La tisane est une boisson «
ni froide ni traditionnelle
». Couramment consommée à Lingnan, Hong Kong et Macao, elle est préparée par décoction d'un mélange ou d'une seule plante locale. Ces plantes, réputées pour leurs propriétés rafraîchissantes et leur capacité à soulager la chaleur interne, sont infusées dans l'eau et consommées pour atténuer les maux liés à la chaleur estivale ou à la sécheresse hivernale, comme les maux de gorge. La tisane est une boisson élaborée par les populations locales en fonction du climat et des caractéristiques du sol, guidée par les principes de la médecine traditionnelle chinoise pour la préservation de la santé, utilisant des plantes chinoises comme matières premières et possédant des vertus telles que la purification de l'organisme, la détoxification, l'apaisement de la soif et l'élimination de l'humidité.
Le climat de la province du Jiangnan est assez similaire à celui du Lingnan et de Hong Kong, notamment dans les villes côtières comme Ouzhou. En raison des étés chauds et humides, propices aux coups de chaleur, la consommation de tisanes y est une tradition bien ancrée. Dans des endroits comme le comté de Changxi, durant cette saison, on trouve partout des étals proposant des tisanes. Ces vendeurs proposent principalement des tisanes à base de Mesona chinensis (une plante médicinale).

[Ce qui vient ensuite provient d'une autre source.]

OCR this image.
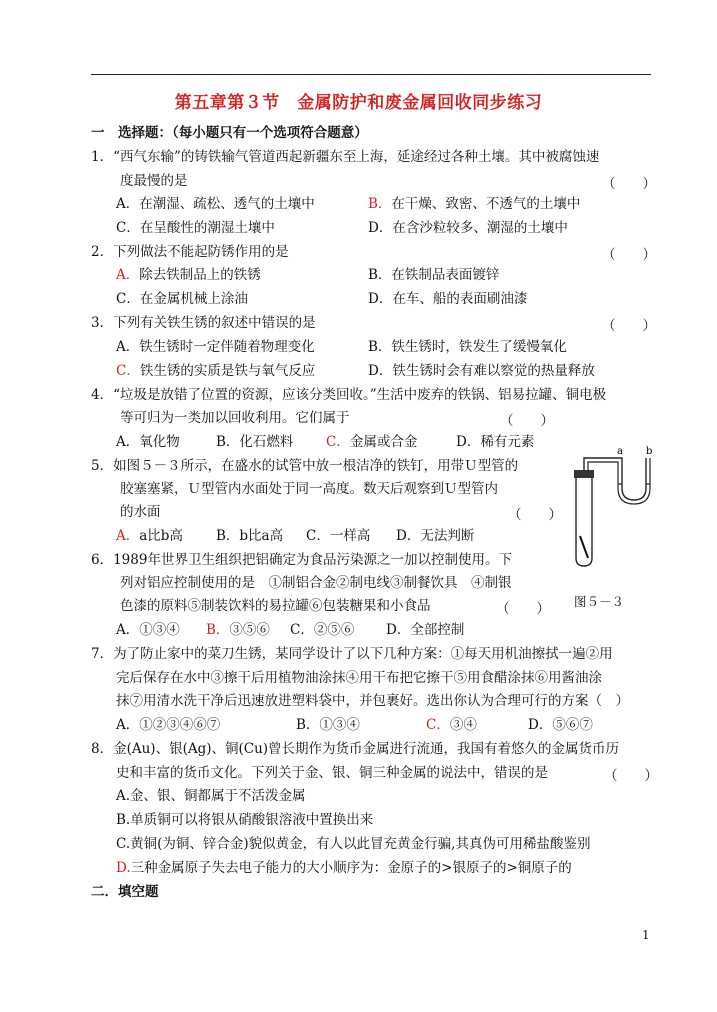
第五章第３节　金属防护和废金属回收同步练习
一　选择题：（每小题只有一个选项符合题意）
1．“西气东输”的铸铁输气管道西起新疆东至上海，延途经过各种土壤。其中被腐蚀速
度最慢的是	（　　）
A．在潮湿、疏松、透气的土壤中	B．在干燥、致密、不透气的土壤中
C．在呈酸性的潮湿土壤中	D．在含沙粒较多、潮湿的土壤中
2．下列做法不能起防锈作用的是	（　　）
A．除去铁制品上的铁锈	B．在铁制品表面镀锌
C．在金属机械上涂油	D．在车、船的表面刷油漆
3．下列有关铁生锈的叙述中错误的是	（　　）
A．铁生锈时一定伴随着物理变化	B．铁生锈时，铁发生了缓慢氧化
C．铁生锈的实质是铁与氧气反应	D．铁生锈时会有难以察觉的热量释放
4．“垃圾是放错了位置的资源，应该分类回收。”生活中废弃的铁锅、铝易拉罐、铜电极
等可归为一类加以回收利用。它们属于	（　　）
A．氧化物	B．化石燃料 C．金属或合金	D．稀有元素
5．如图５－３所示，在盛水的试管中放一根洁净的铁钉，用带Ｕ型管的
胶塞塞紧，Ｕ型管内水面处于同一高度。数天后观察到Ｕ型管内
的水面	（　　）
A．a比b高 B．b比a高 C．一样高 D．无法判断
a b
图５－３
6．1989年世界卫生组织把铝确定为食品污染源之一加以控制使用。下
列对铝应控制使用的是　①制铝合金②制电线③制餐饮具　④制银
色漆的原料⑤制装饮料的易拉罐⑥包装糖果和小食品	（　　）
A．①③④ B．③⑤⑥ C．②⑤⑥ D．全部控制
7．为了防止家中的菜刀生锈，某同学设计了以下几种方案：①每天用机油擦拭一遍②用
完后保存在水中③擦干后用植物油涂抹④用干布把它擦干⑤用食醋涂抹⑥用酱油涂
抹⑦用清水洗干净后迅速放进塑料袋中，并包裹好。选出你认为合理可行的方案（　）
A．①②③④⑥⑦	B．①③④	C．③④	D．⑤⑥⑦
8．金(Au)、银(Ag)、铜(Cu)曾长期作为货币金属进行流通，我国有着悠久的金属货币历
史和丰富的货币文化。下列关于金、银、铜三种金属的说法中，错误的是	（　　）
A.金、银、铜都属于不活泼金属
B.单质铜可以将银从硝酸银溶液中置换出来
C.黄铜(为铜、锌合金)貌似黄金，有人以此冒充黄金行骗,其真伪可用稀盐酸鉴别
D.三种金属原子失去电子能力的大小顺序为：金原子的>银原子的>铜原子的
二．填空题
1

La tisane a une longue histoire, remontant à la dynastie Shang dans la Chine ancienne. Lorsqu'on évoque l'histoire de la tisane en Chine, une figure se distingue
: Ge Hong, médecin et érudit taoïste de la dynastie Jin orientale, considéré comme le fondateur de la tisane taoïste.
La légende raconte qu'en 306 après J.-C., Ge Hong arriva à Lingnan. En raison de la prévalence du paludisme à cette époque, il put étudier minutieusement diverses maladies fébriles et leurs traitements. Plus tard, ses traités médicaux, associés à la riche expérience accumulée par les médecins de Lingnan qui lui succédèrent dans la prévention et le traitement des maladies du peuple, constituèrent le fondement du riche patrimoine culturel des tisanes de Lingnan. Leurs recettes et leur terminologie se sont transmises de génération en génération. Par exemple, la célèbre tisane «
Vallée médicinale de Lingnan
» est réputée à Lingnan pour sa recette authentique héritée de Ge Hong, le fondateur des tisanes taoïstes.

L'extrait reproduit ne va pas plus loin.